Ahora es el turno de "Paria Z" (La Factoría de Ideas-Océano / $ 16.300), de
Bob Fingerman, quien proviene del mundo del cómic, donde ha sido tanto escritor como ilustrador.
Nuevamente una plaga mundial arrasa con los seres humanos, generando hordas de zombis que recorren las calles buscando carne fresca. Y Nueva York no es la excepción, donde unos ocho millones de muertos vivientes recorren sus calles de manera permanente.
Sin embargo, los residentes de un edificio del Upper East Side de la ciudad ―los inquilinos del número 1620 de la Avenida York― han logrado convertirlo en un refugio. Allí, desde sus ventanas, todos los días observan el macabro desfile de zombis que sólo aguardan una oportunidad para devorarlos. La falta de alimento y agua les juega en contra y es cosa de tiempo para que se acaben las últimas reservas. Y los problemas entre ellos comienzan a aflorar. ¿Qué muerte elegir? ¿El hambre o los zombis?
Entonces ocurre algo inesperado. Divisan a una joven que puede caminar entre los muertos vivientes con total seguridad y sin ser atacada. Ella se identifica como Mona y ofrece ayudarles a conseguir alimentos. Pero, ¿cuál es su secreto?
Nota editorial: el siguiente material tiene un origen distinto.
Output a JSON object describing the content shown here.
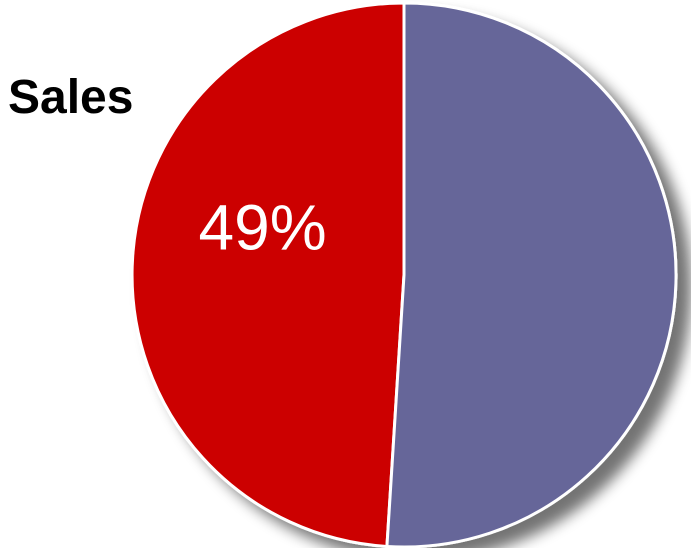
{
  "chart_data": {
    "type": "pie",
    "title": "Sales",
    "slices": [
      {
        "label": "49%",
        "value": 49,
        "color": "#cc0000"
      },
      {
        "label": "",
        "value": 51,
        "color": "#666699"
      }
    ],
    "start_angle_deg": 0,
    "direction": "counterclockwise",
    "shadow": true
  }
}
"Paria Z" es una obra coral ―como deben ser la mayoría de las historias sobre zombis― que va construyendo un relato marcado por el contrapunto entre la amenaza de los muertos vivientes y la pérdida de humanidad de los sobrevivientes, a medida que la situación se vuelve cada vez más desesperada.
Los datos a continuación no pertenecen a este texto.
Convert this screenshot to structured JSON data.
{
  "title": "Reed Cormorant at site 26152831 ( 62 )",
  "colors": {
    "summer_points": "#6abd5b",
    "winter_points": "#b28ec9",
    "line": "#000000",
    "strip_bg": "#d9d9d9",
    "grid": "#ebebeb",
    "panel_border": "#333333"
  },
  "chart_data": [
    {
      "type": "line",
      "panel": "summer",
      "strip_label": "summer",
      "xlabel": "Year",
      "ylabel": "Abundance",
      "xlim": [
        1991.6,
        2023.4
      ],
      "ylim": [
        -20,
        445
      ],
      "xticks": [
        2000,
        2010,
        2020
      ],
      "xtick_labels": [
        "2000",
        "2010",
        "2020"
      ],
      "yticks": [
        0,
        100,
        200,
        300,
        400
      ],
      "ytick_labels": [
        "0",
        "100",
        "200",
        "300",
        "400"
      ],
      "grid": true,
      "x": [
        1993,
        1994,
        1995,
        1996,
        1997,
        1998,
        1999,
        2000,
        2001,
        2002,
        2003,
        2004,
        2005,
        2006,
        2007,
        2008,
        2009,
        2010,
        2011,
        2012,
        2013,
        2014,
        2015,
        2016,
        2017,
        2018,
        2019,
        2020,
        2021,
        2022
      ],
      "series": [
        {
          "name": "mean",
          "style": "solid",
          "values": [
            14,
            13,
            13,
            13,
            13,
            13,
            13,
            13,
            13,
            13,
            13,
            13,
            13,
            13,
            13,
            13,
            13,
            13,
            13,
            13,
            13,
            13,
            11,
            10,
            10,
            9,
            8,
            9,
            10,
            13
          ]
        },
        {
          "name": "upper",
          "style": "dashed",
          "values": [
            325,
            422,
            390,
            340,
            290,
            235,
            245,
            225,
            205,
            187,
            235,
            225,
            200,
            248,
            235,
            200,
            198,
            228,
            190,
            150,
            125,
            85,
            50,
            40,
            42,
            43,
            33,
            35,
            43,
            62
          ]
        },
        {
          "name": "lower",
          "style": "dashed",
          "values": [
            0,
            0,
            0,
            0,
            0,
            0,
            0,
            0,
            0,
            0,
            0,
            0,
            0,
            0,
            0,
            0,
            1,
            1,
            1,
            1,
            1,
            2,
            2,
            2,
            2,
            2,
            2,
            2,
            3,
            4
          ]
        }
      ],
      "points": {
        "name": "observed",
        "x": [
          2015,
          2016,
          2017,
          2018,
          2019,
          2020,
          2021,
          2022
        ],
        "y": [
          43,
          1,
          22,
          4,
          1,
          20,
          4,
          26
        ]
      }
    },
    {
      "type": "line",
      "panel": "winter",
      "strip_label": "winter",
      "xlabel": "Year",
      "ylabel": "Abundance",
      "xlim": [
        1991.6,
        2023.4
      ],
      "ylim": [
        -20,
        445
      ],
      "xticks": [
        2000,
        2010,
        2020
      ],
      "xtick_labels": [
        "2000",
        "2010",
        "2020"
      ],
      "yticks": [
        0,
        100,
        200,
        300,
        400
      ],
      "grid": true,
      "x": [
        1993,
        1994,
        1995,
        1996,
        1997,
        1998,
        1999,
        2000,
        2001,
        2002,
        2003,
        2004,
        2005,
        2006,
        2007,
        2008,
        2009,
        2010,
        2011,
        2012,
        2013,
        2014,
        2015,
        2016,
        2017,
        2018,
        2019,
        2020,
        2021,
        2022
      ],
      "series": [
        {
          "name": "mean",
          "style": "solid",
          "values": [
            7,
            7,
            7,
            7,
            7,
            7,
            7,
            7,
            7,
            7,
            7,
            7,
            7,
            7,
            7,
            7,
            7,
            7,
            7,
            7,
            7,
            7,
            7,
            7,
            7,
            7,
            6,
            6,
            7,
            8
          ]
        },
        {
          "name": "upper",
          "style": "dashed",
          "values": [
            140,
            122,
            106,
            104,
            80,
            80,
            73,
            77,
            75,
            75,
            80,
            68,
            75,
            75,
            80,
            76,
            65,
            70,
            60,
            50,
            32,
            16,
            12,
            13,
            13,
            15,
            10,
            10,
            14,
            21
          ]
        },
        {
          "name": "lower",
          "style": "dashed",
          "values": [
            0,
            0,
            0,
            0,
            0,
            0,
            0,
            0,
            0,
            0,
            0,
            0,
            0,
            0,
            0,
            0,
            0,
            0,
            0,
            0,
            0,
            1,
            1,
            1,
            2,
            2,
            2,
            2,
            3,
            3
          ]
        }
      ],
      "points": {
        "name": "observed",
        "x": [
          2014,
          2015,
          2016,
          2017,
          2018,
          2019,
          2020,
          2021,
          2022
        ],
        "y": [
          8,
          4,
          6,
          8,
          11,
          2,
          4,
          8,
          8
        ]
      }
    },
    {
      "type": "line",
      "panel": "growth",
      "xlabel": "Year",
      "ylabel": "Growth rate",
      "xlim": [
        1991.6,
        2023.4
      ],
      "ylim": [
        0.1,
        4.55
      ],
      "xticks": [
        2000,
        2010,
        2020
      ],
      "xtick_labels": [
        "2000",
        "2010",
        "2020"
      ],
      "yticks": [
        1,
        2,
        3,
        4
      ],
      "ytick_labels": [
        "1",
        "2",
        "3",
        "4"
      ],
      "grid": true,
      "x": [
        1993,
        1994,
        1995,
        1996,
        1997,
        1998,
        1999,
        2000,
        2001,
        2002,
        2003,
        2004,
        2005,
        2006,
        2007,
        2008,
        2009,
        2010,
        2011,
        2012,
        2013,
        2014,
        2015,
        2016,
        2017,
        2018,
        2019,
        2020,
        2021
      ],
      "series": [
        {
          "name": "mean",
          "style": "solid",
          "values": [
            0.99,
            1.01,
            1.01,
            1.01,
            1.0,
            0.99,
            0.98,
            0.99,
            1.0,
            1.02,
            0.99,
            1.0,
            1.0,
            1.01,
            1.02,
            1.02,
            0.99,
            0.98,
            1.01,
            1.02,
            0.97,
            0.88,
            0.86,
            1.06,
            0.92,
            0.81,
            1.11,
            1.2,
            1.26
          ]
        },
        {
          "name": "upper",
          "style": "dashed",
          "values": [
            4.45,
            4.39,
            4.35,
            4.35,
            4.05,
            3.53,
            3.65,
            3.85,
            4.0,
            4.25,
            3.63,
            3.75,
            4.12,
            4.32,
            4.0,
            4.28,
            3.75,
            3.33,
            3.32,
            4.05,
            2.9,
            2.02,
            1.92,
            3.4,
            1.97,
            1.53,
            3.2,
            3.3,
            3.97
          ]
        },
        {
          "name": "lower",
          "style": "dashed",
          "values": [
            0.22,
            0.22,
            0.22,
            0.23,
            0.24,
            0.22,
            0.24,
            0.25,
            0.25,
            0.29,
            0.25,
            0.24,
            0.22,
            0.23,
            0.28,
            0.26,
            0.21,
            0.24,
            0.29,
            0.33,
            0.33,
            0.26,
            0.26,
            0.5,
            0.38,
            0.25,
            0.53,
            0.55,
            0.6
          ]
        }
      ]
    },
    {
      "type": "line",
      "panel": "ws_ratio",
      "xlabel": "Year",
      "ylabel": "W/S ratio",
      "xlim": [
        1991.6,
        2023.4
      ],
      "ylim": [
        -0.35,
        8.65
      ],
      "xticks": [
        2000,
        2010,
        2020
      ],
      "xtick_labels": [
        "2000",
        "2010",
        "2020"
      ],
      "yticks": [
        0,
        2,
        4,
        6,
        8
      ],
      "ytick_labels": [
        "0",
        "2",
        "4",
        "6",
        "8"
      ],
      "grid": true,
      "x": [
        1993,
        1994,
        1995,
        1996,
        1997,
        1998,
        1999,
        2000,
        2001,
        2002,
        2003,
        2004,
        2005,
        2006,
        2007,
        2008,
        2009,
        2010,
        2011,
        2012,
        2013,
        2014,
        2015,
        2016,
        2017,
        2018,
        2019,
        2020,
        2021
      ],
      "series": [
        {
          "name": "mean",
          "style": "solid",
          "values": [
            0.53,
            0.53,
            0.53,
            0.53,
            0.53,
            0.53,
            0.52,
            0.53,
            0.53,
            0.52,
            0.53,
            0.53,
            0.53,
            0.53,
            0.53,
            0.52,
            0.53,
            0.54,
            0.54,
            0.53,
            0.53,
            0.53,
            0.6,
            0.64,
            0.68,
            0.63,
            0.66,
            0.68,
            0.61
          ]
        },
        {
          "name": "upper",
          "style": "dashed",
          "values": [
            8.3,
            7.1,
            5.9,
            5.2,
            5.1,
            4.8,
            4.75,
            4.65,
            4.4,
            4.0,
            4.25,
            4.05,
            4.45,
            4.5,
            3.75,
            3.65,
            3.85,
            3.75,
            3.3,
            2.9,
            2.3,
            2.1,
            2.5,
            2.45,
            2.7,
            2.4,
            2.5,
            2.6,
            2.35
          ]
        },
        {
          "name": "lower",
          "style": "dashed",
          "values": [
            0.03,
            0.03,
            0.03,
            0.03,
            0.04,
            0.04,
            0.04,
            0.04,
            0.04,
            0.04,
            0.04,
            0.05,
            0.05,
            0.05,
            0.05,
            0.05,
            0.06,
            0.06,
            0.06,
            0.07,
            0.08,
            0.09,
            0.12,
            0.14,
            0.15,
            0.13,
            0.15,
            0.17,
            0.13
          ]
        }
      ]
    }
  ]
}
Bob Fingerman es un reputado autor de novelas gráficas como "Salario mínimo", "White Like She" y "From the Ashes". Y en 2006 publicó su primera novela, "Bottomfeeder", en la cual retrataba el día a día de un vampiro de clase trabajadora y criado en Queens.
Un último dato. A lo largo de "Paria Z" el lector encontrará varias ilustraciones en blanco y negro hechas por Fingerman, pero que él firma con el apellido del joven artista que es parte de los residentes del edificio. El mismo que llena telas y telas retratando a los zombis que ve desde su departamento.